You can see how wide these spreads would be if they magically reappeared. And NO, these prices won’t come back any time soon.
The freshly failed acquisition of 3Com Corp. (NASDAQ: COMS) by Bain Capital Partners LLC & Huawei was originally $5.30 cash, although the last ditch effort to please CIFIUS via a unit sale would have resulted in a lower price. If that magically came back, you’d be looking at an 82% gain.
The deal for Alliance Data Systems Corp. (NYSE: ADS) from The Blackstone Group, LP (NYSE: BX) may or may not happen, but the original price of the buyout offer was $81.75. It is nearly impossible to think that price would ever be a buyout price in today’s environment, but that would represent a 54% premium to current prices.

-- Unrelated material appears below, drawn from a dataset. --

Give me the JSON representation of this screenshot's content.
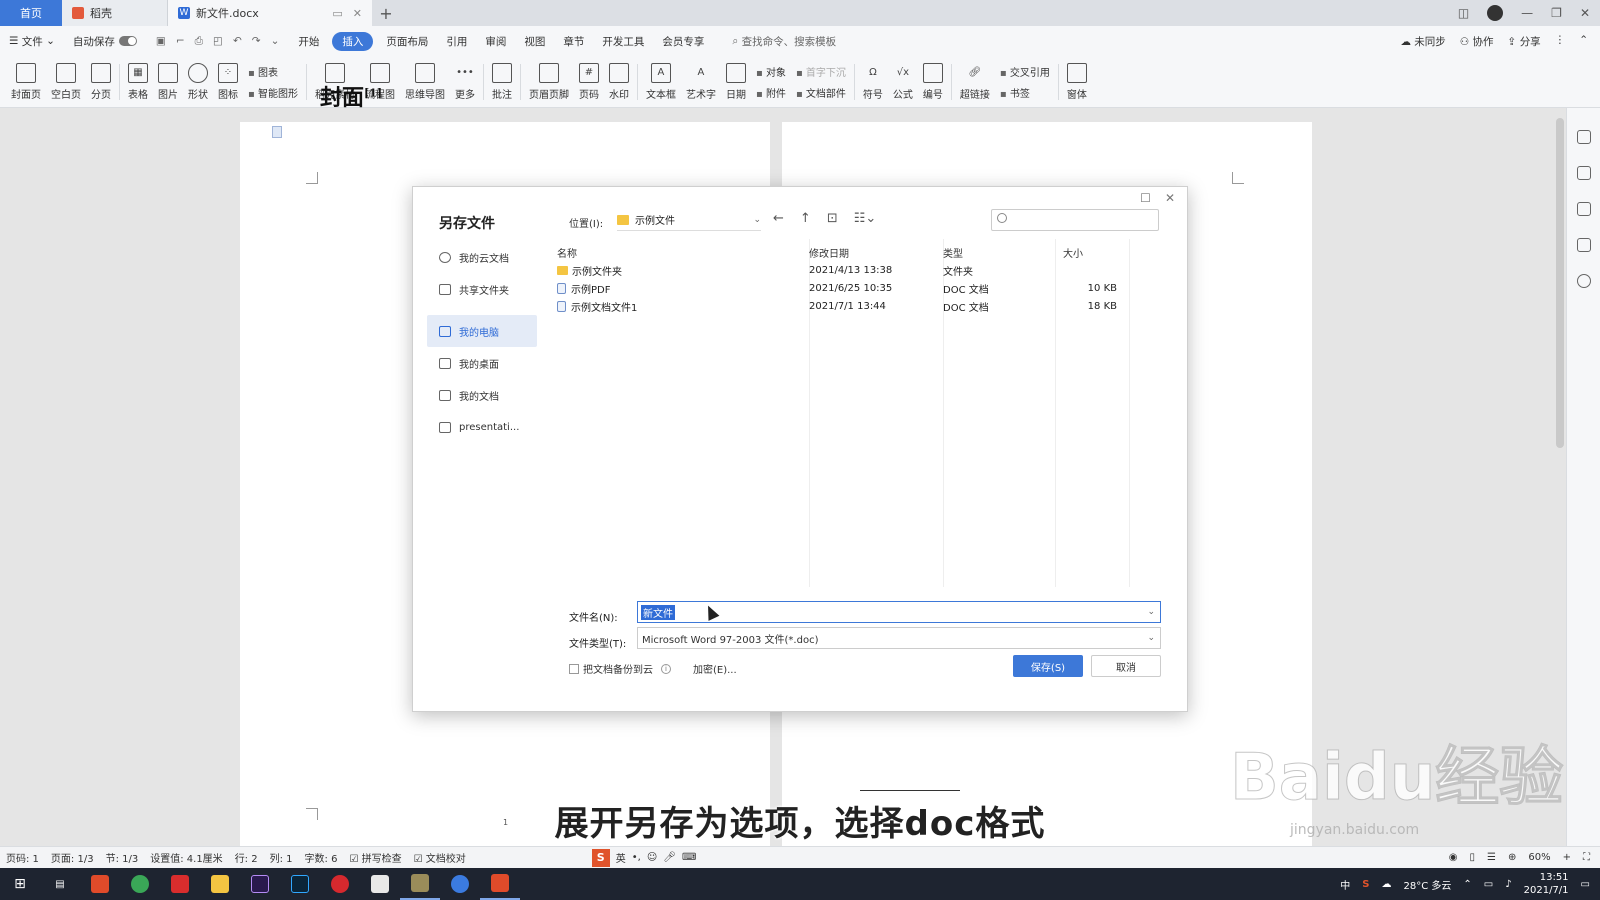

SLM Corp. (NYSE: SLM), or Sallie Mae, was being J.C. Flowers & Co. before that merger was called off. The company was originally being offered $60 per share and then it was briefly revised lower to $50 per share before being ditched altogether. If that $50 number magically came back, that would represent a whopping 127% premium. If that $60 pipe dream ever came back, the gains compared to today would be a whopping 172% gain.
United Rentals (NYSE: URI) buyout from Cerberus was $34.50, but it at least looks like it got its $100 million deal termination fee. If that premium magically came back, that would be more than an 80% premium compared to today.
Clear Channel Communications Inc. (CCU), Thomas H. Lee Partners LP/Bain Capital Group is not yet a busted deal, although this $39.20 cash price is roughly 25% above today’s share prices. This one has taken long enough that it seems Methuselah is in charge of this approval and decision process.
For whatever this is worth, investors looking at any of these companies better be looking at each company individually. It isn’t like there weren’t some problems that either kept these mergers from happening, even if the buyout firms have had to gear down their efforts to more of true private equity firms instead of LBO firms.